Régime de neutre TT, TN, IT : comparatif et choix

Quand vous tombez sur un schéma unifilaire en atelier ou en hôpital, les lettres TT, TN-S ou IT ne sont pas décoratives. Elles indiquent comment l’installation réagit à un défaut d’isolement, et donc ce que vous risquez si vous intervenez sans connaître le régime en place. Ce que les concurrents SERP ne vous disent pas, c’est que le comportement au premier défaut change tout : coupure immédiate, déclenchement différé ou simple alarme. Pour les électriciens qui préparent une formation habilitation électrique B1V B2V, comprendre les schémas de liaison à la terre est une base opérationnelle, pas un cours magistral.

⚡ L’essentiel à retenir

TT : coupure immédiate / TN : court-circuit / IT : continuité service
🏠
TT : résidentiel
Imposé par ENEDIS pour les maisons. DDR 30 mA coupe au 1er défaut. Simple, sûr, sans option.

🏭
TN : industrie
Masses reliées au neutre source. Défaut = court-circuit. Disjoncteur coupe en 0,4 s. Moins d’arrêts intempestifs.

🏥
IT : sites critiques
Neutre isolé. 1er défaut = alarme CPI, pas de coupure. Service continu. Obligatoire en bloc opératoire.
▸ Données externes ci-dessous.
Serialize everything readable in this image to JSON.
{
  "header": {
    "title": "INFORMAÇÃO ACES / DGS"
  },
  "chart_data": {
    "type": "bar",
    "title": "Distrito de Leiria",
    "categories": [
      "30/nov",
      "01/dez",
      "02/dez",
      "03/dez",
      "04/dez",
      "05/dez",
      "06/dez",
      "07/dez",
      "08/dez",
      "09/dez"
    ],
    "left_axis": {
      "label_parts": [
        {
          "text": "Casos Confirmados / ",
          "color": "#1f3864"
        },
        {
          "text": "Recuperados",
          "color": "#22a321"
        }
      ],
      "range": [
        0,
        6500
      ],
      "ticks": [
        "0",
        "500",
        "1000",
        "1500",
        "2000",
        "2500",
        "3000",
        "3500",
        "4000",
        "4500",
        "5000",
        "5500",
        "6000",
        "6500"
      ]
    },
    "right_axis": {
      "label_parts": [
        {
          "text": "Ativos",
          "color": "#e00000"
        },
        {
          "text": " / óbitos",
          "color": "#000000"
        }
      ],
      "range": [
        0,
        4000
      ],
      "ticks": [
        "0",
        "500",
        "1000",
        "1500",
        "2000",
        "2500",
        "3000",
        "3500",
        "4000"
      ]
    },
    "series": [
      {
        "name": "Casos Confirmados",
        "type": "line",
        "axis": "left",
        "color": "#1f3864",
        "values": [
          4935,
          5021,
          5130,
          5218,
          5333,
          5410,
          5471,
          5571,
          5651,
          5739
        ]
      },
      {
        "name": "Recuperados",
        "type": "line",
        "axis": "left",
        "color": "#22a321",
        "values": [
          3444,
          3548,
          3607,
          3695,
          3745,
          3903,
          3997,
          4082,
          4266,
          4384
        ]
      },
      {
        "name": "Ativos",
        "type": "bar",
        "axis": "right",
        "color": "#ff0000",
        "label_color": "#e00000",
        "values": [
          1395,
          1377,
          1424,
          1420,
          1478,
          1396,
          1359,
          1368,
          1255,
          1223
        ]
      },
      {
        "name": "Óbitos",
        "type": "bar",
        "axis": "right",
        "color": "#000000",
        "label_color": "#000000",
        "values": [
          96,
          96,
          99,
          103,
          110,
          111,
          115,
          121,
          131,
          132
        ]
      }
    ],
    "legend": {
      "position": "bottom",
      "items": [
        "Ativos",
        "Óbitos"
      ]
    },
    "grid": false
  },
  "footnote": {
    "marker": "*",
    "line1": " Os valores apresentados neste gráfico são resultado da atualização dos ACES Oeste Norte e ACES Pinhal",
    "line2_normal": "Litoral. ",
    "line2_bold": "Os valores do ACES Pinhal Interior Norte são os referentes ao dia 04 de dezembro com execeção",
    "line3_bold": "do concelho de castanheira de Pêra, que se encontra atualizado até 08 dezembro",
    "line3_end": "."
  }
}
Tableau synthèse comparative TT / TN / IT

Schéma comparatif des régimes de neutre TT, TN-S et IT selon NF C 15-100
RégimeLien neutre/sourceLien masses/utilisateur1er défautUsage type
TTÀ la terre sans impédancePrise de terre indépendanteDDR 30 mA coupeRésidentiel, petit tertiaire (ENEDIS)
TN-SÀ la terre sans impédanceReliées au PE (séparé du N)Disjoncteur MT en 0,4 sAtelier, PME, entrepôt
TN-CÀ la terre sans impédancePEN (N + PE confondus)Disjoncteur MTIndustrie lourde (interdit sous 16 mm²)
TN-C-SÀ la terre sans impédancePEN en amont, PE séparé en avalDisjoncteur MTMixte tertiaire/industriel
ITIsolé ou via impédance élevéePrise de terre indépendanteAlarme CPI, pas de coupureHôpital, data center, industrie chimique

TT, TN, IT : que signifient ces deux lettres ?

Le code à deux lettres vient de la norme NF C 15-100, et avant elle de l’IEC 60364. Chaque lettre a une signification précise : la première décrit la liaison du neutre côté source (transformateur ou groupe), la seconde décrit comment les masses des équipements sont reliées côté utilisateur. Comprendre ce code, c’est donc comprendre le chemin que va emprunter le courant de défaut en cas de problème.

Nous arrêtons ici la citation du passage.